Лот не мог сдержать дрожь.
– Кто его спрятал? – прошептал он. – Кто спрятал платье?
– Он говорит только со мной, – шепнула донмата. – Отец, кто спрятал платье?
– Наш друг во дворце.
– Во дворце… – эхом повторил Лот. – Ради Святого, кто?
Донмата повторила его вопрос. Сигосо захихикал, но смешок перешел в кашель.
– Чашник, – произнес он.
Лот опешил. Должность чашника несколько веков как упразднили.
Платье подложили в королевский гардероб. Дамой гардероба была в то время Арбелла Гленн, а она никогда не причинила бы зла своей королеве.
– Надеюсь, – сказал Сигосо, – от нее осталось что хоронить. У василисков такой сильный яд… – Он закашлялся смехом. – Он и кости разъедает.
При этих словах Лот вытащил из ножен кинжал.
– Прости отца. – Донмата бездушно разглядывала плотского короля. – Я сказала бы, что он не в себе, только боюсь, он всегда был таков.
Лот в отвращении подступил к кровати.
– Рыцарь Доблести обращает к тебе спину, Сигосо Веталда, – вздрагивающим голосом проговорил он. – Ее рука принадлежала только ей, и она вправе была отдать ее кому пожелает. Поглоти тебя Огненное Чрево!
Сигосо улыбнулся.
– Я в нем, – сказал он, – и здесь рай.
Серый цвет его глаз замерцал, в нем загорелись красные искры, похожие на угли.
– Фиридел! – Донмата схватила со столика чашу. – Выпей, отец. Это уймет боль.
Она прижала чашу к его губам. Не сводя глаз с Лота, Сигосо выпил. Лот, пораженный услышанным, позволил донмате вывести себя за дверь.
Его мать, Аннес Исток, была рядом, когда умирала королева-мать. Теперь Лот понимал, почему ни она, ни Сабран ни словом не обмолвились ему про тот день, когда Розариан облекли в это прекрасное платье. И почему Арбелла Гленн, любившая королеву как родное дитя, с тех пор онемела.
Лот опустился на ступени. Он вздрогнул, заметив, что за спиной у него стоит донмата.
– Зачем вы заставили меня это слушать? – спросил он. – Почему не рассказали сами?

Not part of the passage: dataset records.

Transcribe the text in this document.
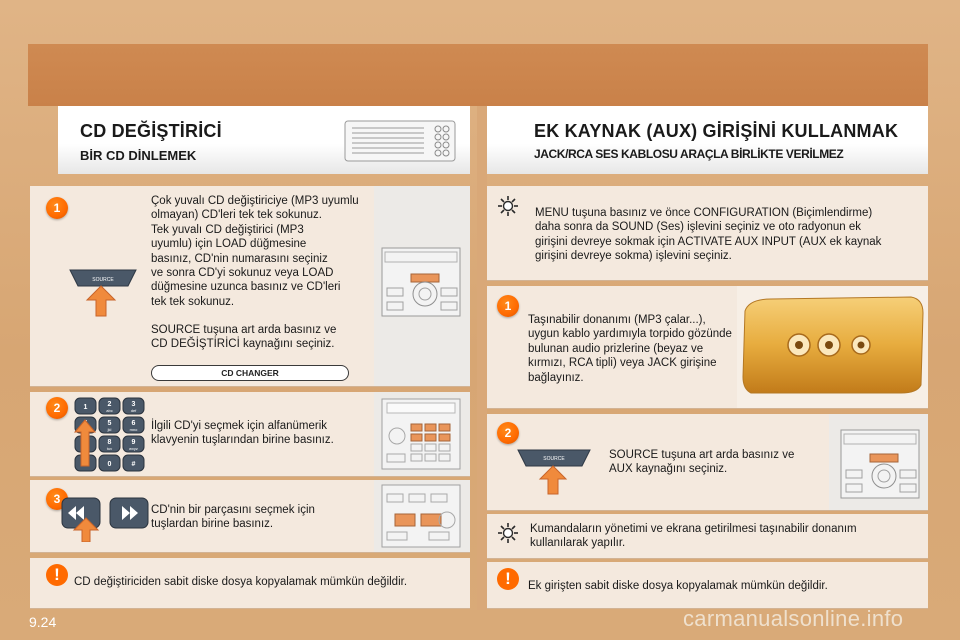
CD DEĞİŞTİRİCİ
BİR CD DİNLEMEK
EK KAYNAK (AUX) GİRİŞİNİ KULLANMAK
JACK/RCA SES KABLOSU ARAÇLA BİRLİKTE VERİLMEZ
1	Çok yuvalı CD değiştiriciye (MP3 uyumlu
olmayan) CD'leri tek tek sokunuz.
Tek yuvalı CD değiştirici (MP3
uyumlu) için LOAD düğmesine
basınız, CD'nin numarasını seçiniz
ve sonra CD'yi sokunuz veya LOAD
düğmesine uzunca basınız ve CD'leri
tek tek sokunuz.
SOURCE tuşuna art arda basınız ve
CD DEĞİŞTİRİCİ kaynağını seçiniz.
CD CHANGER
SOURCE
2
İlgili CD'yi seçmek için alfanümerik
klavyenin tuşlarından birine basınız.
1	2
abc
3
def
5
jkl
6
mno
8
tuv
9
wxyz
0	#
3
CD'nin bir parçasını seçmek için
tuşlardan birine basınız.
!	CD değiştiriciden sabit diske dosya kopyalamak mümkün değildir.
MENU tuşuna basınız ve önce CONFIGURATION (Biçimlendirme)
daha sonra da SOUND (Ses) işlevini seçiniz ve oto radyonun ek
girişini devreye sokmak için ACTIVATE AUX INPUT (AUX ek kaynak
girişini devreye sokma) işlevini seçiniz.
1
Taşınabilir donanımı (MP3 çalar...),
uygun kablo yardımıyla torpido gözünde
bulunan audio prizlerine (beyaz ve
kırmızı, RCA tipli) veya JACK girişine
bağlayınız.
2
SOURCE tuşuna art arda basınız ve
AUX kaynağını seçiniz.
SOURCE
Kumandaların yönetimi ve ekrana getirilmesi taşınabilir donanım
kullanılarak yapılır.
!	Ek girişten sabit diske dosya kopyalamak mümkün değildir.
9.24	carmanualsonline.info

– Чтобы ты увидел и услышал правду, – ответила она, – и передал ее Сабран. Для этого ты должен был поверить – чтобы не покинул Искалин с мыслью, что в нем остались еще тайны.
Донмата села ступенью выше его, так что их головы пришлись вровень. На коленях у нее лежал шелковый узелок.
– Он нас слышит? – спросил ее Лот.
– Нет. Он снова уснул, – сказала она. – Молюсь, чтобы Фиридел не понял, что я его изгоняла. Пусть думает, что отец умирает. Полагаю, так оно и есть. – Она подняла голову. – Я не сомневаюсь, что змей намерен поставить меня на его место. Сделать марионеткой, чтобы править через меня.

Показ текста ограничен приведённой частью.